The holder is mechanically and electronically validated for Thermo Fisher/FEI Titan series (including Krios and Talos), JEOL ARM200F/300F, and Hitachi HT7800 systems with ST, XT, T, BioT, HRP, HTP, and CRP pole pieces.
Does the system support simultaneous EDS/EELS acquisition during mechanical testing?
Yes—full spectral acquisition (EDS mapping, EELS core-loss and low-loss) is synchronized with mechanical and thermal control signals via TTL triggers and timestamped data logging.
How is temperature calibrated for each experiment?
Each MEMS chip performs in situ calibration before every run using its intrinsic resistance–temperature polynomial, fitted against NIST-traceable reference points embedded in firmware.
Can the holder perform cyclic loading at elevated temperature?

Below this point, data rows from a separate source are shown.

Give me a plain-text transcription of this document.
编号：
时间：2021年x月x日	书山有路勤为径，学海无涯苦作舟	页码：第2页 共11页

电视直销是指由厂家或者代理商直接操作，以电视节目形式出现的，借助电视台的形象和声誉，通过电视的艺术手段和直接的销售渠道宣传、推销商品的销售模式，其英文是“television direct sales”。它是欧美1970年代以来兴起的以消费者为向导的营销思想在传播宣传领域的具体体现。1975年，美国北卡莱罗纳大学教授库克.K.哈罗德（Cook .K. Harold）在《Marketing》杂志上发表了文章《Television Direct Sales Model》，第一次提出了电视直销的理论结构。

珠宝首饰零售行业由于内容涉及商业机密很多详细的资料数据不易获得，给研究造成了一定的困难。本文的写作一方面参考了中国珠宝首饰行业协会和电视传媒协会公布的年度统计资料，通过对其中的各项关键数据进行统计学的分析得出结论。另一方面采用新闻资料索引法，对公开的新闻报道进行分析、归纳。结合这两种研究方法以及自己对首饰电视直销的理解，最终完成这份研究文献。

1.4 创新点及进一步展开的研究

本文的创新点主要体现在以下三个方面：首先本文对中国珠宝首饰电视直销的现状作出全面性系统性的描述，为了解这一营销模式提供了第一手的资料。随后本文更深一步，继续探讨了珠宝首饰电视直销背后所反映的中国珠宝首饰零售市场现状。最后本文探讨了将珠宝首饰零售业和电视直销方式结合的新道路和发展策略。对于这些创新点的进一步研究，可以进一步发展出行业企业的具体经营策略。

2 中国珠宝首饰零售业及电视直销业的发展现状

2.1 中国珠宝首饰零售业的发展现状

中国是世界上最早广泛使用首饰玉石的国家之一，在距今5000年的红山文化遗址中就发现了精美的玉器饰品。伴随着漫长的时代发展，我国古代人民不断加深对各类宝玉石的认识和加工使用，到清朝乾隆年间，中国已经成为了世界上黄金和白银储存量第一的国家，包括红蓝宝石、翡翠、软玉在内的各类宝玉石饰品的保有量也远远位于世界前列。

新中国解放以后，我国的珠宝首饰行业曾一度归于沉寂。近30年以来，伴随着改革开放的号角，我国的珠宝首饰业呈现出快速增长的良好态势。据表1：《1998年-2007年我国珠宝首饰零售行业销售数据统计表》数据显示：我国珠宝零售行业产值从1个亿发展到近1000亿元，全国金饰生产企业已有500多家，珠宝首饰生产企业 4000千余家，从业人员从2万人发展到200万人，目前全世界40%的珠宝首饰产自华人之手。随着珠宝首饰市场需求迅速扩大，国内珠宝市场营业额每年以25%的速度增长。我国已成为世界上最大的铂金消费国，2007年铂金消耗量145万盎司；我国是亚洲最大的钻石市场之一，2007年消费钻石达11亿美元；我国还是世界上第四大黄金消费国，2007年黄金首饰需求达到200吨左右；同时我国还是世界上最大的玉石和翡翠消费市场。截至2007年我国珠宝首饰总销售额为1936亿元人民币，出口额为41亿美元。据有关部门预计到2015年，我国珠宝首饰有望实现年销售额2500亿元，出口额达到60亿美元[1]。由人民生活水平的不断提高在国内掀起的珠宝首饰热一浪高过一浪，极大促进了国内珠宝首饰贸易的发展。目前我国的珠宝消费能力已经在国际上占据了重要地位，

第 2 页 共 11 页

Yes—it supports user-defined waveforms (sinusoidal, triangular, square) with programmable frequency (0.01–10 Hz), amplitude, and mean load, enabling fatigue and viscoelasticity studies up to 1000 °C.
Is vacuum compatibility verified to TEM operational specifications?
Yes—the entire assembly (chip, wiring, ceramic feedthroughs, titanium body) has been outgassing-tested per ASTM E595, with total mass loss (TML) <0.5% and collected volatile condensable materials (CVCM) <0.05%, ensuring no contamination of TEM column optics or detectors.